"I have lived with several Zen masters — all of them cats."
Eckhart Tolle
Eckhart Tolle
A few days prior to my Valentine's vow, I enjoyed my nightly ritual after a stressful day at the office — I lit a candle, turned off the lights and soaked in a hot bath of Epsom salts. Dubbed my detox bath, I covet this quiet time, reflecting on the day's chaos and close. Still a bit wired from my job's unending deadlines, I grabbed for my phone and scrolled through work emails and Facebook posts. That's when this soon-to-be oath-taker groaned, reading a message that delivered an ironic (and quite cruel) invitation: an expense paid trip to San Francisco. The plane ticket to paradise was courtesy of a man-friend — a man-friend who'd crossed my path a few years ago and would likely be more than a "friend" if geographical distance wasn't our foe (a recurring theme in my life).

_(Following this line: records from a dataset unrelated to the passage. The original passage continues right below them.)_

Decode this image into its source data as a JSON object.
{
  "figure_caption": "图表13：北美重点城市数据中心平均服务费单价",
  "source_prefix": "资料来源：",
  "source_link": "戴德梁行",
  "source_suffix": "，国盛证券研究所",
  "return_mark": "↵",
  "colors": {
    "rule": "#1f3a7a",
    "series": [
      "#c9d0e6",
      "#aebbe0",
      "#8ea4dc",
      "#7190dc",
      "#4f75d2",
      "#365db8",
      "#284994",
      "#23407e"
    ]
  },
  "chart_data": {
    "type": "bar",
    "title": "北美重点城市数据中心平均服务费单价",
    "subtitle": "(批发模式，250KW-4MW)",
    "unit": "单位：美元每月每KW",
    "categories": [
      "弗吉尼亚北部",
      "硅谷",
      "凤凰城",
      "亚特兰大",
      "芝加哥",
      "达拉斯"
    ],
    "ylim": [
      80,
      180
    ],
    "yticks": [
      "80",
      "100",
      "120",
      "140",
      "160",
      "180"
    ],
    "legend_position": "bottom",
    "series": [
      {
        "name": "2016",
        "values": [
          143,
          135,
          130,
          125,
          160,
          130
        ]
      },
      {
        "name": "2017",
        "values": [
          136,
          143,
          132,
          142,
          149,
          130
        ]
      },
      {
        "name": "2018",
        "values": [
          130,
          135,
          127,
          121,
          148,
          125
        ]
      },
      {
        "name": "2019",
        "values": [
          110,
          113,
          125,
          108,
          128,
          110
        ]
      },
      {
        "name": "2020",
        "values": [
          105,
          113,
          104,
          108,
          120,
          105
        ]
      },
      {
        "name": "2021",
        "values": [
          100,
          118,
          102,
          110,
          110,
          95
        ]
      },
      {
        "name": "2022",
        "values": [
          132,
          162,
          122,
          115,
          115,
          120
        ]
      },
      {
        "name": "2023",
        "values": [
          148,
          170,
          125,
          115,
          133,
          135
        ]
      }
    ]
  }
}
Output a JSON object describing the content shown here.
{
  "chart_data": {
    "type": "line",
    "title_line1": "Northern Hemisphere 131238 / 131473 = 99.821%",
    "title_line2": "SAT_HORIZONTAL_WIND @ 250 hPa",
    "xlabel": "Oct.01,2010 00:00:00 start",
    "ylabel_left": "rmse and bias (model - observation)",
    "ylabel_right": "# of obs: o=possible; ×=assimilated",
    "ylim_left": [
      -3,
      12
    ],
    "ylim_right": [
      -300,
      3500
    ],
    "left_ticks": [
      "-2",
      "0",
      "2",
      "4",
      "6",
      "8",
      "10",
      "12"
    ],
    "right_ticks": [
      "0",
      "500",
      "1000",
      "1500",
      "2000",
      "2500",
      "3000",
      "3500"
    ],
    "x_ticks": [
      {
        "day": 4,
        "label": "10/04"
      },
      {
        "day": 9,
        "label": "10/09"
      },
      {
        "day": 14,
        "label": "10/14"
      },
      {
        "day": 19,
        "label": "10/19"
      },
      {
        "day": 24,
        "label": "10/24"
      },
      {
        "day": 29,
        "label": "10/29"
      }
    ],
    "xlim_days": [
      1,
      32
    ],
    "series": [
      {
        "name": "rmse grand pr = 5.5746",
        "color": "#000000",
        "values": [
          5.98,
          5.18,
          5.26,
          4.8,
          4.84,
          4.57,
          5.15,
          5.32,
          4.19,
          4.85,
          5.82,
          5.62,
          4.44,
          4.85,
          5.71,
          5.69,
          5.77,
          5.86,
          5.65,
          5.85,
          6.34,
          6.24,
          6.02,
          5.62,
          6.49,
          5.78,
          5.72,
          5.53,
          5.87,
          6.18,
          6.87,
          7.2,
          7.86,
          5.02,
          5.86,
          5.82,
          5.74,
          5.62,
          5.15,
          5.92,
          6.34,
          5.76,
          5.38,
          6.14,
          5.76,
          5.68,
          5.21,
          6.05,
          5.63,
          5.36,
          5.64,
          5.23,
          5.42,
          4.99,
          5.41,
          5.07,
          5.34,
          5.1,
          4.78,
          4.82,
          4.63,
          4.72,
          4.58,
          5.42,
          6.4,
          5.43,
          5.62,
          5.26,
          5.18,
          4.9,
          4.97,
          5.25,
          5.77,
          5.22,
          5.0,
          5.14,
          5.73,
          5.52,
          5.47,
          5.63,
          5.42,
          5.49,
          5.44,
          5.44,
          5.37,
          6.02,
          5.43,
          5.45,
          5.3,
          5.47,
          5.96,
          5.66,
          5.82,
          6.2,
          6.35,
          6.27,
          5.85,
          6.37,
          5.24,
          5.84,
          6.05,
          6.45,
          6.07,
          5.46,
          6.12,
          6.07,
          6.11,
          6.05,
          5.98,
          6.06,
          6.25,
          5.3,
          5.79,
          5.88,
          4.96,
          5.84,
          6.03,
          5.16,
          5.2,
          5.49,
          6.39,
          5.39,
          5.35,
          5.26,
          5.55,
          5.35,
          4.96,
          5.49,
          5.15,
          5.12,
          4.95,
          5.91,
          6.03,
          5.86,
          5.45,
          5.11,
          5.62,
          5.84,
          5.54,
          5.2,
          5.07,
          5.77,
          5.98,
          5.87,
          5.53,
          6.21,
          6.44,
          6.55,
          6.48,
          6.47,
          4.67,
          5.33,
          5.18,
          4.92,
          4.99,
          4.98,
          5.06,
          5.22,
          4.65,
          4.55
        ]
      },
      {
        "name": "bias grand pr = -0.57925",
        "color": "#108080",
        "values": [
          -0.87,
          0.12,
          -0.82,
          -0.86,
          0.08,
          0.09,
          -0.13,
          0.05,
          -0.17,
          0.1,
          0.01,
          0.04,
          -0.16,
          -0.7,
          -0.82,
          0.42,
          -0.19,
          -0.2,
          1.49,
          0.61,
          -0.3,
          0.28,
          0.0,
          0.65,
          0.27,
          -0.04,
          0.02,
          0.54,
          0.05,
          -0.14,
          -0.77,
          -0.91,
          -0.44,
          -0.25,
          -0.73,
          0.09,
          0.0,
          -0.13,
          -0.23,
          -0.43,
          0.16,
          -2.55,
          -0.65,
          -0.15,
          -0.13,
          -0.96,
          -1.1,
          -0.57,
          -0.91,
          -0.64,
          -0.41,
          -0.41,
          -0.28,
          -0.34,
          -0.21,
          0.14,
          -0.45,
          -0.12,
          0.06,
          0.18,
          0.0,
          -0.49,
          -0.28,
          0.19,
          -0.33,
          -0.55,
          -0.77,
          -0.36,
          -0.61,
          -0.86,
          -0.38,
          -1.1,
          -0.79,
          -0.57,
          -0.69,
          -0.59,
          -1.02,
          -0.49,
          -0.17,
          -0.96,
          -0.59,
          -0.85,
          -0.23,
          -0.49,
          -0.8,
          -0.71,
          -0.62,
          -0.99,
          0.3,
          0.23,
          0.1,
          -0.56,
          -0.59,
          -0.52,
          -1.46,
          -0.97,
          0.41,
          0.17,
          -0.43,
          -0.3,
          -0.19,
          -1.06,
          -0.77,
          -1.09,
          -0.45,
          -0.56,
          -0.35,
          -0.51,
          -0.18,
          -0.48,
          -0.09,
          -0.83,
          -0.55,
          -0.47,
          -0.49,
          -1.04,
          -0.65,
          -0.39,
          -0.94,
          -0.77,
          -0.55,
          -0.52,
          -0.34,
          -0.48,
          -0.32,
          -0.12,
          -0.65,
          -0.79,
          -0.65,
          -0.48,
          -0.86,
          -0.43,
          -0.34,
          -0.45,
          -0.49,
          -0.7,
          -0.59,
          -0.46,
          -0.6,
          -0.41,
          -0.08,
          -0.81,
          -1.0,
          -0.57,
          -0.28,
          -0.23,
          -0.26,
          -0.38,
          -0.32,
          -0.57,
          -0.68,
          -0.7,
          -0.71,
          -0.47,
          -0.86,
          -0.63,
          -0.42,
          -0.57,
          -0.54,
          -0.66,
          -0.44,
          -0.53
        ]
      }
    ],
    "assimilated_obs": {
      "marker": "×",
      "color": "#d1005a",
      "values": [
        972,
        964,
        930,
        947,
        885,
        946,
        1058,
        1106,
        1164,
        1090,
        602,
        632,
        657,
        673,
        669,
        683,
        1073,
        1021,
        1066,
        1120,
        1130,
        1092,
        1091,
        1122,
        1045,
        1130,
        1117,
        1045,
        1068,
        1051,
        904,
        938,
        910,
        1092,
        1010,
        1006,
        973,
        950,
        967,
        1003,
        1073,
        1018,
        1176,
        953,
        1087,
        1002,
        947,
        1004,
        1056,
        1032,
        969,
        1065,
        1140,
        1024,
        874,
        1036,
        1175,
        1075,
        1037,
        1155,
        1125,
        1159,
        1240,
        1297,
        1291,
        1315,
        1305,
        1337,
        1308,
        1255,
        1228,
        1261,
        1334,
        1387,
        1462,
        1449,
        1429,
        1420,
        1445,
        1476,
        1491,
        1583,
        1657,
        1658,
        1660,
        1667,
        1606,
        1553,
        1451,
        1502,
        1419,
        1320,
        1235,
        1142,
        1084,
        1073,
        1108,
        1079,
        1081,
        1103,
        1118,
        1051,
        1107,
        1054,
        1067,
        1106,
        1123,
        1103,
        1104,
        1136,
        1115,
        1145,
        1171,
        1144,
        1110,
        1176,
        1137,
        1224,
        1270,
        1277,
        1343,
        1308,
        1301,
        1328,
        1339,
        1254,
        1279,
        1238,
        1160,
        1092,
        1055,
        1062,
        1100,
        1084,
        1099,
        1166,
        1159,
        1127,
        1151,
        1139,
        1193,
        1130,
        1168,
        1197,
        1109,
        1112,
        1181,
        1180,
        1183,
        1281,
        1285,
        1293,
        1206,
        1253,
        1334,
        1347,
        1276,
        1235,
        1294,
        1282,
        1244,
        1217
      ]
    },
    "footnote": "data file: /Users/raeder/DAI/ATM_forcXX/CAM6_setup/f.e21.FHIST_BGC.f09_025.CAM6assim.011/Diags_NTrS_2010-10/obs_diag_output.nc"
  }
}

Grudgingly, I declined the enticing invitation, as my spinsterly, celibate body sank into a steaming bath of regret. Despite the momentary disappointment, my fleeting lot with the lad was but a mild challenge as I embarked on my single-hearted journey for wisdom. My greatest hurdle last week lacked the luster of bygone romance. Rather, it was my quest to forsake the self-imposed "noise" in my life as I sought communion with the great creator.
While I've sacrificed much of that noise over the years, such as the luxuries of cable television and a home computer (yep, this post was drafted on a legal pad!), I still possess one of the most addictive gadgets in our modern society — a smart phone. My iPhone provides me with countless, wasted hours of social media. Sure, the simple (and desirable) solution consists of flushing my phone down the toilet, freeing myself of its toxic temptation. Yet, this option is unavailable to me, so says my newspaper career that mandates the little beast.
My goal for Week One was to find a healthy balance with my vice and my spiritual practices.
My daily routine began at 5 a.m., sipping hot tea and sinking into my meditation chair for prayer and reflection. The first few days were a struggle, as my mind raced on emails and Facebook posts connecting me with my myriad of friends and gossip — certainly not communion with the spiritual divine. After a few days of frenzied, unfocused meditation, I flung my phone into the bedroom, casting it an untouchable until the workday began. I traded scrolling through feeds and sending early morning emails for meditating on and memorizing scripture. (I'm currently working on my ceremony's scripture; Wisdom's Call, Proverbs 8.)
My cats Waylon and Willie were by my side each morning as I attempted my awkward "art" of meditation. In time, I hope to acquire their mastery of stillness — their feline peace. Yet, I'm convinced that such magnificence is simply unattainable.